Should they come clean to the Health Department and fill out the report? Should they try to cover it up? If they tell the truth, they'll be ruined forever. If they cover it up, they better make dang sure they do it right or they're in even deeper kimshee than they were before. (Myself, I would have thrown the retarded nurse under the bus and let her take the fall. I'm all about scapegoats!) Anyway, they figure it can't be TOO hard to cover this mistake up, as long as they try to accelerate his decomposition a little to cover up the poisonous cocktail they mistakenly injected him with.
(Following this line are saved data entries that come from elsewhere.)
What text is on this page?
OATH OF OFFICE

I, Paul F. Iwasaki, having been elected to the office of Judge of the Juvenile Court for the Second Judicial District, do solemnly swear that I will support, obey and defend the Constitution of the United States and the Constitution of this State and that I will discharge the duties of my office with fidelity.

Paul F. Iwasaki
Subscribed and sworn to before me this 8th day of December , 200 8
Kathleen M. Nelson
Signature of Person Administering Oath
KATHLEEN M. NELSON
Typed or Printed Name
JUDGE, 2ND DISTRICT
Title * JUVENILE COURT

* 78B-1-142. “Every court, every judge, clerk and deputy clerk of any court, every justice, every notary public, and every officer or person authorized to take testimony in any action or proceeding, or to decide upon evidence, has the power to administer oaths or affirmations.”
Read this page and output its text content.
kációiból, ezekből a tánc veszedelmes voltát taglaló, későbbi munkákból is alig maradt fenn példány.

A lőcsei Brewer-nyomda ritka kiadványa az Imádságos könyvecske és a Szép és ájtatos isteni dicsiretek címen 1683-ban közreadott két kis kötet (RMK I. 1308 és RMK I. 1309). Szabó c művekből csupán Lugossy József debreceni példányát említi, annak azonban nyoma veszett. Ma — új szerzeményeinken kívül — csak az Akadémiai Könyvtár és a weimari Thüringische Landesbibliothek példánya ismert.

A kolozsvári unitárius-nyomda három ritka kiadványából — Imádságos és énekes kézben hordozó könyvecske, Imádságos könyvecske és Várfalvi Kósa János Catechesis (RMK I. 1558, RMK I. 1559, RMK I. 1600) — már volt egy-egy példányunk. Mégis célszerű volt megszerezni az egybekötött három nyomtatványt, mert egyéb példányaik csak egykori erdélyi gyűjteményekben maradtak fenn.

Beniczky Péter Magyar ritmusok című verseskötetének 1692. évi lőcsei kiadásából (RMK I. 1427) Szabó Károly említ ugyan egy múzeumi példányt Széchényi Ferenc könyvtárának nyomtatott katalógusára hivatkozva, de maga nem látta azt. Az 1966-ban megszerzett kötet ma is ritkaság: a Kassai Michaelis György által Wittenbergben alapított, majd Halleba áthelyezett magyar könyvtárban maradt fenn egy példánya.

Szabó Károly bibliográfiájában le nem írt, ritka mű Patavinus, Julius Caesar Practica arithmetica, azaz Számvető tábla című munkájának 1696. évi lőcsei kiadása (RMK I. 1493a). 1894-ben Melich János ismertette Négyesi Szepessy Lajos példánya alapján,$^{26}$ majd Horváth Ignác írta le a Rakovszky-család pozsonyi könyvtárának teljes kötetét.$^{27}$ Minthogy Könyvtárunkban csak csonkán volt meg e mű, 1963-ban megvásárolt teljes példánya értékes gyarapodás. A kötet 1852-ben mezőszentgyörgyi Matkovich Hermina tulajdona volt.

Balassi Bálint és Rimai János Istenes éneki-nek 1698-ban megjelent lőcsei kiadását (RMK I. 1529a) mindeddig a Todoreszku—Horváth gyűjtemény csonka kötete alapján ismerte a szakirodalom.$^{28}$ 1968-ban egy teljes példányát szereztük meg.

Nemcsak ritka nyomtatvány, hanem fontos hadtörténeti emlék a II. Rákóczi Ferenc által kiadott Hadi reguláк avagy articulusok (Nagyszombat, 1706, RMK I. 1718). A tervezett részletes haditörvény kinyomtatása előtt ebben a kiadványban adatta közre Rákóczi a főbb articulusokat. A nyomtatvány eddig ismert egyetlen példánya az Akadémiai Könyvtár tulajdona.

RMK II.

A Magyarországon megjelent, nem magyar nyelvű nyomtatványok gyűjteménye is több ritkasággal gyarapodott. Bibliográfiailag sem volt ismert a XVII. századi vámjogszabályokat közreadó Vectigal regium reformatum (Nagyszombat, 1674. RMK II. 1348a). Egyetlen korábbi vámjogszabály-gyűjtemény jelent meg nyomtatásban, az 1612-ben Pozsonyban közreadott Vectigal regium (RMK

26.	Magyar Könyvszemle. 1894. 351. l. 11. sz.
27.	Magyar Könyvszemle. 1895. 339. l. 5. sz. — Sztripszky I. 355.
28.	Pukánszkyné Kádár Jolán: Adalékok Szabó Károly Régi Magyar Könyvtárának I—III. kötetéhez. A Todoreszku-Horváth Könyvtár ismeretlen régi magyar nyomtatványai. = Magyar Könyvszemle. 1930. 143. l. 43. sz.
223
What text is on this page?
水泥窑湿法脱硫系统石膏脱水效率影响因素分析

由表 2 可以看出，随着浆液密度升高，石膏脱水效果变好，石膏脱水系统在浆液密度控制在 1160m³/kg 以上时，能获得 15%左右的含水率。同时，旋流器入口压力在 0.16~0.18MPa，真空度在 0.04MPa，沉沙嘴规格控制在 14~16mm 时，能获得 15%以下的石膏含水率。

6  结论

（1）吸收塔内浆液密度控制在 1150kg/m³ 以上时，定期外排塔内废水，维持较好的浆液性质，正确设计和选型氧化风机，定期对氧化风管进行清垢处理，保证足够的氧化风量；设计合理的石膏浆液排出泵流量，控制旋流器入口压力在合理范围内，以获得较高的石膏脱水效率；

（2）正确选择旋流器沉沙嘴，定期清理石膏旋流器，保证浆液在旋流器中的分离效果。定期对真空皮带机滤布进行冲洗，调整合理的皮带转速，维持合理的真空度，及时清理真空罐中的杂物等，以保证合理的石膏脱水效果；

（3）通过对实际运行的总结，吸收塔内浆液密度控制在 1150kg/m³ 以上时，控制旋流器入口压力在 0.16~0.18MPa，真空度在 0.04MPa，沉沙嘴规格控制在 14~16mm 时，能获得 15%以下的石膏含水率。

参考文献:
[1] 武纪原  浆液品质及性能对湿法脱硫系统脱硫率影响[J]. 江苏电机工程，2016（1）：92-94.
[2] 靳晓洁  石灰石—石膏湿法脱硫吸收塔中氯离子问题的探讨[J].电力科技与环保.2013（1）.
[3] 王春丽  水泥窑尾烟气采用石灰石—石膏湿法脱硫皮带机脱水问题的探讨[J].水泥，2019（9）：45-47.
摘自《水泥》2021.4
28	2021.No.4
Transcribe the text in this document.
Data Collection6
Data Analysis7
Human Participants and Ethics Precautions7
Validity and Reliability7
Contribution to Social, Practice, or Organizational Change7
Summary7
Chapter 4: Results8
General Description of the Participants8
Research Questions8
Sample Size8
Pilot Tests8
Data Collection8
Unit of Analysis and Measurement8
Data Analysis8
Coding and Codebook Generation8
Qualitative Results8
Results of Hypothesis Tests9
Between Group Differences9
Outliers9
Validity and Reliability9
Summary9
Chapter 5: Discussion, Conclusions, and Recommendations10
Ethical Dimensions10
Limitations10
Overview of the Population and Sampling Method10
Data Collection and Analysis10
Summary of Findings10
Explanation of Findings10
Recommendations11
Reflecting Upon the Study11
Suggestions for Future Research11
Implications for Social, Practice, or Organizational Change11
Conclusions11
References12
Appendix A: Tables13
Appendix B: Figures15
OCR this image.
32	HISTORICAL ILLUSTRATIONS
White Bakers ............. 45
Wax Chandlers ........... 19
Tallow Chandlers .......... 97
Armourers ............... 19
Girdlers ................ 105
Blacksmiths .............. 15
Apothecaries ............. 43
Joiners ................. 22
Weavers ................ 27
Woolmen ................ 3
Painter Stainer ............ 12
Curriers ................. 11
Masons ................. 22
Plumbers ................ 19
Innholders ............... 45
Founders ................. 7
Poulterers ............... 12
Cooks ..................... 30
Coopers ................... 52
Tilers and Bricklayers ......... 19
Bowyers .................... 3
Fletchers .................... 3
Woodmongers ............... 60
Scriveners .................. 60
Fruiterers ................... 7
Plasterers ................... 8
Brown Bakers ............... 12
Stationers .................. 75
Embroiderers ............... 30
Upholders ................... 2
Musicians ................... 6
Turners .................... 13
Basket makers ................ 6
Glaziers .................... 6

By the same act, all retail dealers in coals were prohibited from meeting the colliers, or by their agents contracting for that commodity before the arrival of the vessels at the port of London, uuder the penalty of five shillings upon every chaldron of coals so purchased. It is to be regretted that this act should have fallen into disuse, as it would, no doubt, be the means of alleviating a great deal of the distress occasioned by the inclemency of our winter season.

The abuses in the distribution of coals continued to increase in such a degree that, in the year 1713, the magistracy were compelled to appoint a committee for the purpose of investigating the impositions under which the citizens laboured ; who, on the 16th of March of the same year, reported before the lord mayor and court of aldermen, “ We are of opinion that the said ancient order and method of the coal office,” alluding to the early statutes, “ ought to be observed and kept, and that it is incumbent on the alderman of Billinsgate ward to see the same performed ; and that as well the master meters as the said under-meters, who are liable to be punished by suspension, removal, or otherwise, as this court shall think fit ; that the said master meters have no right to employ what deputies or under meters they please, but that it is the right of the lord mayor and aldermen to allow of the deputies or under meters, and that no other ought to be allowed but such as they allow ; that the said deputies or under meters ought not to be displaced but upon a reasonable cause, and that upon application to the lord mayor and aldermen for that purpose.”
Unfortunately, they forgot about the infectious dude that got wheeled in by the paramedics. One of the doctors, Dr. Akai, wheels the guy in to be examined, and finds that whatever he's infected with, it turns its victim into a RAPIDLY melting, leaking, sloppy pile of disgusting green offal. And I mean it's nasty, messy stuff. The patient is so gloopy and gross he's dribbling and spraying green crud everywhere, and he's smiling! The director wisely leaves any actual look AT the patient off-camera. You never actually see this Patient Zero, just the disgusting aftermath of his degeneration. This is wise, channeling Hitchcock to the core, and it's effective. The movie is genuinely nauseating and, in this case, is a rare instance in which gore-horror actually works to elevate the suspense.

Believe me, it doesn't happen often. Even at the best of times it tends to come off campy and funny like Evil Dead 2.

Now I know what you're thinking. Nothing I've said so far makes it sound good. Nothing I said about the LAST movie I reviewed made it sound any good. It's a gore-horror, it's almost non-sensical, and it has fairly over-the-top characters, including an insane doctor who wants to hold off on calling the Health Department on this horrendous infection because "we can be the first to exploit it scientifically and make MILLIONS!" The characters make monumentally stupid decisions like following someone's suggestion to split up to find the melting madman who's escaped into the hospital, INSTEAD of saying, "Um yeah Doctor, with all due respect, fuck you, I'm going home."

But I'll tell you this now without spoiling much, the ending wraps it up nicely. This movie ain't great, but it works. It's good. And guess what? Not one spooky long-haired girl. NOT ONE.

It ain't art, but by god if you want a bloody sloppy mess of a scary movie without spooky chicks that need a brush, you can't go wrong.